Gabriel Liiceanu, Dragul meu turnator [Mon cher cafteur], Humanitas, 2013
Gabriel Liiceanu, figure active dans l’espace publique post-communiste, explore dans Dragul meu turnator, les voix méconnues de la supervision totale qui a caractérisé le régime de Ceaușescu. Que se passe-t-il lorsque le délateur et la personne dénoncée se retrouvent face-à-face, 35 plus tard ? L’auteur présente son livre comme une réponse à la question « Pourquoi la Roumanie est-elle comme elle est depuis 23 ans ? »
Suédois
Beate Grimsrud, En dåre fri [Un fou en liberté], Albert Bonniers Förlag, 2010
Le mot « dåre » signifie idiot, lunatique ou fou. Le roman décrit une jeune femme, Eli, qui souffre d’une psychose sévère : elle a quatre voix masculines dans sa tête — celles d’Espen, Erik, Emil et du Prince Eugen — qui essaient de la contrôler. Bien que régulièrement internée et en lutte permanente contre sa maladie, elle est une écrivaine à succès, qui voyage et donne des conférences. Le style de Grimsrud est tout à fait original, sans effort, drastique et émouvant. Elle est née en Norvège, mais vit et travaille en Suède depuis plusieurs décennies, traduisant elle-même son travail en norvégien, langue dans laquelle elle est également une écrivaine très lue.
Athena Farrokzhad, Vitsvit, Albert Bonniers Förlag, 2013
Farrokzhad est née en Iran en 1983 et a grandi à Göteborg. Sa voix a un poids politique en Suède, notamment par son travail pour l’éducation avec d’autres écrivains à l’école Biskops Arnö. Publié en 2013 chez Albert Bonniers Förlag, Vitsvit est un poème épique narratif, qui raconte l’histoire d’une famille, tout en traitant de la révolution, de la migration, de la violence, du racisme structurel et de la “blancheur”. Traduit en anglais, danois, norvégien, roumain, hongrois, croate, allemand et biélorusse, ce livre a eu un grand impact sur la scène littéraire suédoise. Il a également été adapté pour le théâtre, tant pour la radio que pour la scène.
Sara Stridsberg, Beckomberga, Ode till min familj, Albert Bonniers Förlag, 2014 [Traduction française : Beckomberga, Ode à ma famille, Gallimard, 2016]
Née en 1972, Stridsberg est une romancière de premier plan, dont l’œuvre a inspiré de nombreux nouveaux écrivains, en particulier des femmes.
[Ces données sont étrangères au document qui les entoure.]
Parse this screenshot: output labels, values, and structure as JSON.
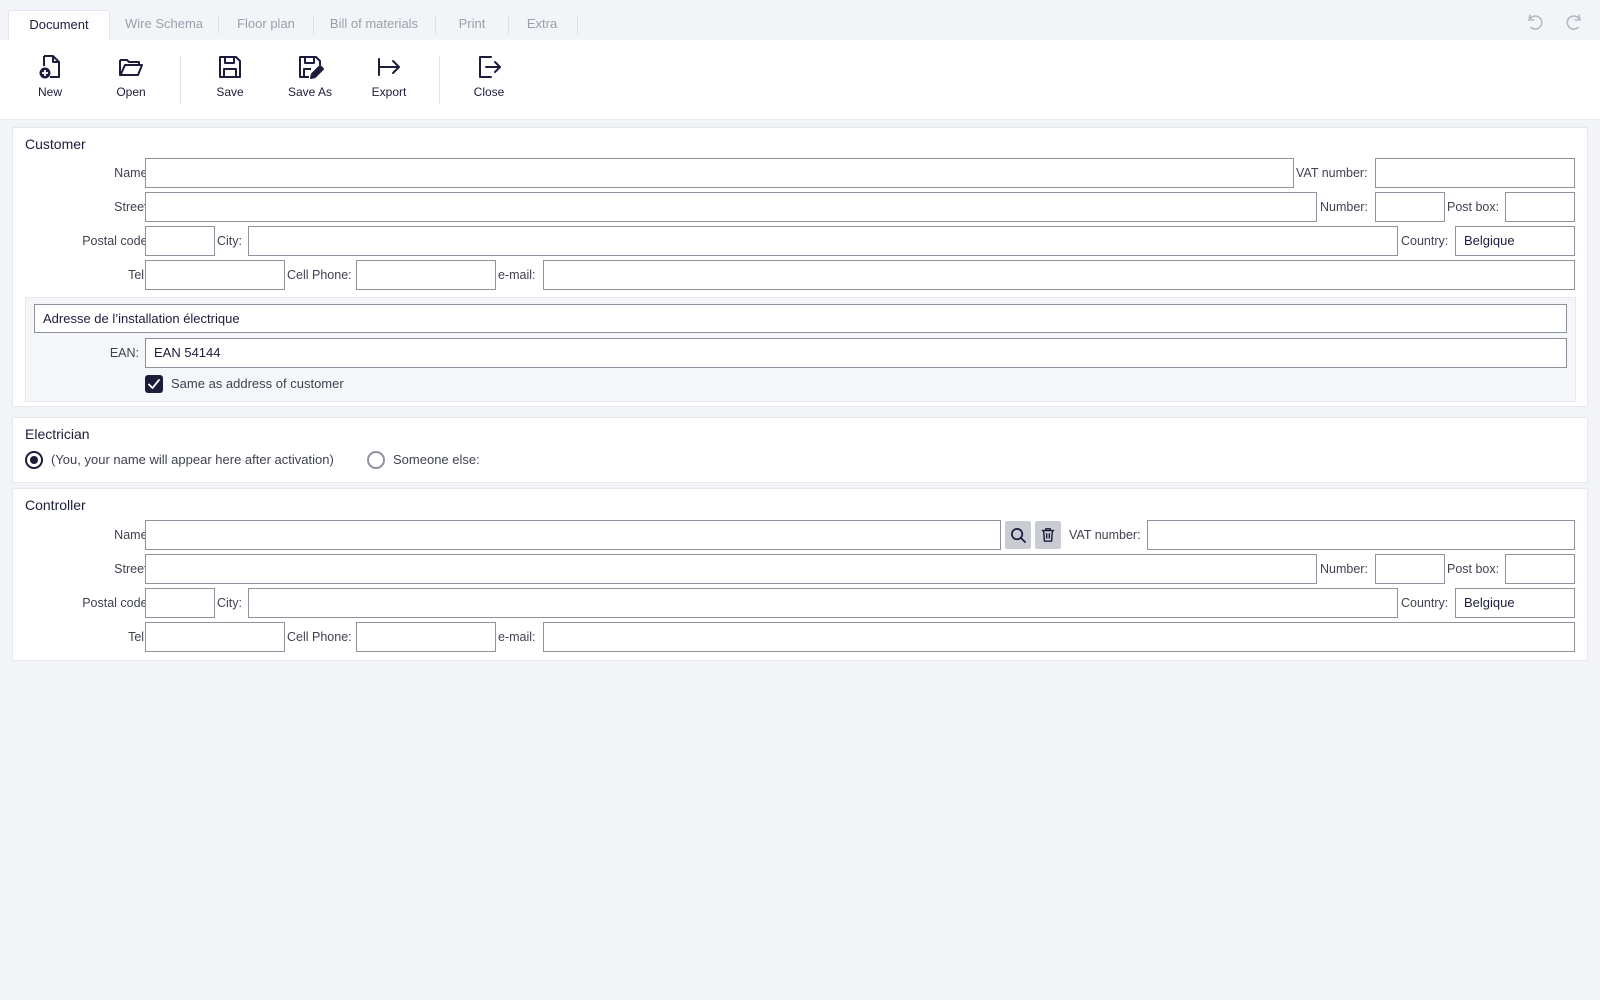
{
  "tabs": [
    "Document",
    "Wire Schema",
    "Floor plan",
    "Bill of materials",
    "Print",
    "Extra"
  ],
  "active_tab": "Document",
  "toolbar": {
    "new": "New",
    "open": "Open",
    "save": "Save",
    "save_as": "Save As",
    "export": "Export",
    "close": "Close"
  },
  "customer": {
    "title": "Customer",
    "labels": {
      "name": "Name:",
      "vat": "VAT number:",
      "street": "Street:",
      "number": "Number:",
      "postbox": "Post box:",
      "postal": "Postal code:",
      "city": "City:",
      "country": "Country:",
      "tel": "Tel.:",
      "cell": "Cell Phone:",
      "email": "e-mail:"
    },
    "values": {
      "name": "",
      "vat": "",
      "street": "",
      "number": "",
      "postbox": "",
      "postal": "",
      "city": "",
      "country": "Belgique",
      "tel": "",
      "cell": "",
      "email": ""
    },
    "installation": {
      "title": "Adresse de l’installation électrique",
      "ean_label": "EAN:",
      "ean_value": "EAN 54144",
      "same_address_label": "Same as address of customer",
      "same_address_checked": true
    }
  },
  "electrician": {
    "title": "Electrician",
    "option_you": "(You, your name will appear here after activation)",
    "option_else": "Someone else:",
    "selected": "you"
  },
  "controller": {
    "title": "Controller",
    "labels": {
      "name": "Name:",
      "vat": "VAT number:",
      "street": "Street:",
      "number": "Number:",
      "postbox": "Post box:",
      "postal": "Postal code:",
      "city": "City:",
      "country": "Country:",
      "tel": "Tel.:",
      "cell": "Cell Phone:",
      "email": "e-mail:"
    },
    "values": {
      "name": "",
      "vat": "",
      "street": "",
      "number": "",
      "postbox": "",
      "postal": "",
      "city": "",
      "country": "Belgique",
      "tel": "",
      "cell": "",
      "email": ""
    }
  },
  "colors": {
    "primary": "#1b1d3b",
    "background": "#f2f4f7",
    "panel": "#ffffff",
    "inactive_tab_text": "#9aa0ab"
  },
  "icons": {
    "new": "file-plus-icon",
    "open": "folder-open-icon",
    "save": "floppy-disk-icon",
    "save_as": "floppy-disk-pencil-icon",
    "export": "arrow-right-to-line-icon",
    "close": "exit-icon",
    "undo": "undo-icon",
    "redo": "redo-icon",
    "search": "search-icon",
    "delete": "trash-icon"
  }
}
Elle prend souvent pour sujet les personnes défavorisées, pauvres ou marginalisées ou autrement vulnérables, en particulier les jeunes filles comme dans Darling River, inspiré par le roman de Nabokov Lolita, ou L’Antarctique de l’amour, où la narratrice est une jeune femme assassinée. À Beckomberga — nom d’un immense hôpital psychiatrique qui existait auparavant aux alentours de Stockholm —, nous rencontrons une adolescente, Jackie, dont le père est un patient de l’hôpital. Il est très charismatique, suicidaire, et va à des fêtes avec les médecins et d’autres patients. Jackie lui rend visite à l’hôpital et rencontre d’autres patients, que l’autrice dépeint tous avec dignité, humanité et prudence, mais sans sentimentalisme. Le style de Stridsberg est onirique, aérien, fait d’associations libres, d’une grande beauté, mais tout à fait réaliste. L’autrice suédoise Birgitta Trotzig (1929-2011) pourrait être une source d’inspiration dans sa quête existentielle sur le désespoir et la douleur. Marguerite Duras pourrait en être une autre pour ses représentations de la sexualité de la jeune fille.